Was hat dies mit Verschwörungserzählungen zu tun? Ein wichtiger Faktor für diese auf Bedrohung beruhende Prozesse sind Narrative und Mythen über die Out-Group. Verschwörungserzählungen greifen nicht nur als Transportvehikel der Vorurteile und als Referenz für die Verbreitung von Vorurteilen, sie leistet auch eine Gemeinschaftsfunktion für die Verschwörungsgläubigen – mit einer In-Group-Bildung. Das Paradebeispiel für eine solche Entwicklung ist die enge Verbindung antisemitischer Ressentiments mit Verschwörungserzählungen über Jüd:innen (Fox und Topor 2021, S. 117–139). Teilweise werden Verschwörungserzählungen als eine Umwegkommunikation antisemitischer, rassistischer und antidemokratischer Haltungen angesehen (nach Schließler et al. 2020, Thorisdottir et al. 2020); Aber auch Erzählungen über die gefährlichen Muslim:innen reichern die Landschaft der Verschwörungserzählungen an und münden als Kulminationspunkt in der beide Gruppen diffamierenden Verschwörungserzählung vom jüdisch inszenierten großen Bevölkerungsaustausch durch die Immigration von Muslim:innen (Obaidi et al. 2021). Gruppenbezogene Vorurteile und Distanzen spielen bei Verschwörungserzählungen eine vermittelnde Rolle, bieten sie doch Bezugsgruppen auf die sich die Verschwörungserzählung richten kann (Dryendal 2020, S. 375). Sie konstruieren ein Bedrohungsszenario, welches die im Hintergrund arbeitenden Mächte sichtbar macht. Menschen mit Verschwörungsmentalität sehen in Minderheiten in der Regel Personen der Out-Group, zumindest solange sie sich nicht der In-Group der Anhänger:innen einer Verschwörungserzählung anschließen. These 4: Vorurteile (nicht nur) gegen religiöse Gruppen sind mit Verschwörungsmentalität verbunden, was sich auch in der Verbindung zu Bedrohungsängsten gegenüber diesen Gruppen widerspiegelt.

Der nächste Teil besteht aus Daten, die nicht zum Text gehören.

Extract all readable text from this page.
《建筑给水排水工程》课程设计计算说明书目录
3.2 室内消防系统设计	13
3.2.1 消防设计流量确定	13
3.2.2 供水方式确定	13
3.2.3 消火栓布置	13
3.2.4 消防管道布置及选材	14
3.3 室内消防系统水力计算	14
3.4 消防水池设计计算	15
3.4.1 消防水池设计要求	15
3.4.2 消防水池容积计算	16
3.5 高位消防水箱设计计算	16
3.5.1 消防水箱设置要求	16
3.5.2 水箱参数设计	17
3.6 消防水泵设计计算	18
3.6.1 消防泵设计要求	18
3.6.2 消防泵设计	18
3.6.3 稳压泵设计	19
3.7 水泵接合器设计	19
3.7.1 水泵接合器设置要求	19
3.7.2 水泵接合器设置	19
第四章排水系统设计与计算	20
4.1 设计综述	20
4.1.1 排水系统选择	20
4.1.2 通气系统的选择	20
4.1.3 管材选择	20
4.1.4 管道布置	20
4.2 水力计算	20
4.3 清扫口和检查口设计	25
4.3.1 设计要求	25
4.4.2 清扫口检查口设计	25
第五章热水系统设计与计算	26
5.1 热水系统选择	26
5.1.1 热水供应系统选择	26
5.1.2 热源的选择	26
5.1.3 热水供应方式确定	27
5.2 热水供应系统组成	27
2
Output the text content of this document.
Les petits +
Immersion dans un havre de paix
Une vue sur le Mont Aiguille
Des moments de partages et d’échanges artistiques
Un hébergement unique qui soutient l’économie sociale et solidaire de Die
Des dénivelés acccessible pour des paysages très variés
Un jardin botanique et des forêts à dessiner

3 Die Messung von Religiosität, Verschwörungsmentalität und Corona-Folgen
Um Wechselwirkungen zwischen Verschwörungsmentalität, Covid-19-Verschwörungsmentalität, Religiosität und antidemokratischen Positionen herauszuarbeiten, bedarf es eines breiten Instrumentariums. Dies stand uns in der Leipziger Autoritarismus-Studie 2020 zur Verfügung. So wurden sowohl Erfahrungen und Einschätzungen der Covid-19-Pandemie als auch eine mit der Pandemie verbundene Verschwörungsmentalität abgefragt. Seit 2012 steht in der Studienreihe der Leipziger Autoritarismus-Studie (früher Leipziger Mitte Studie) eine Erfassung der allgemeinen Verschwörungsmentalität mit drei Items zur Verfügung (Tab. 1). Dabei handelt es sich um eine Kurzversion der Conspiracy Mentality Scale nach Imhoff und Bruder (2014, S. 42; auch Schließler et al. 2020, S. 287; Bruder et al. 2013, S. 5).
Der Bereich der politischen Kultur wurde entlang der Überlegungen eines breiten Modells der politischen Kulturforschung erfasst und deckt sowohl Aspekte der Legitimität der Demokratie, der Effektivität der Demokratie als auch des politischen Institutionenvertrauens ab (Tab. 2).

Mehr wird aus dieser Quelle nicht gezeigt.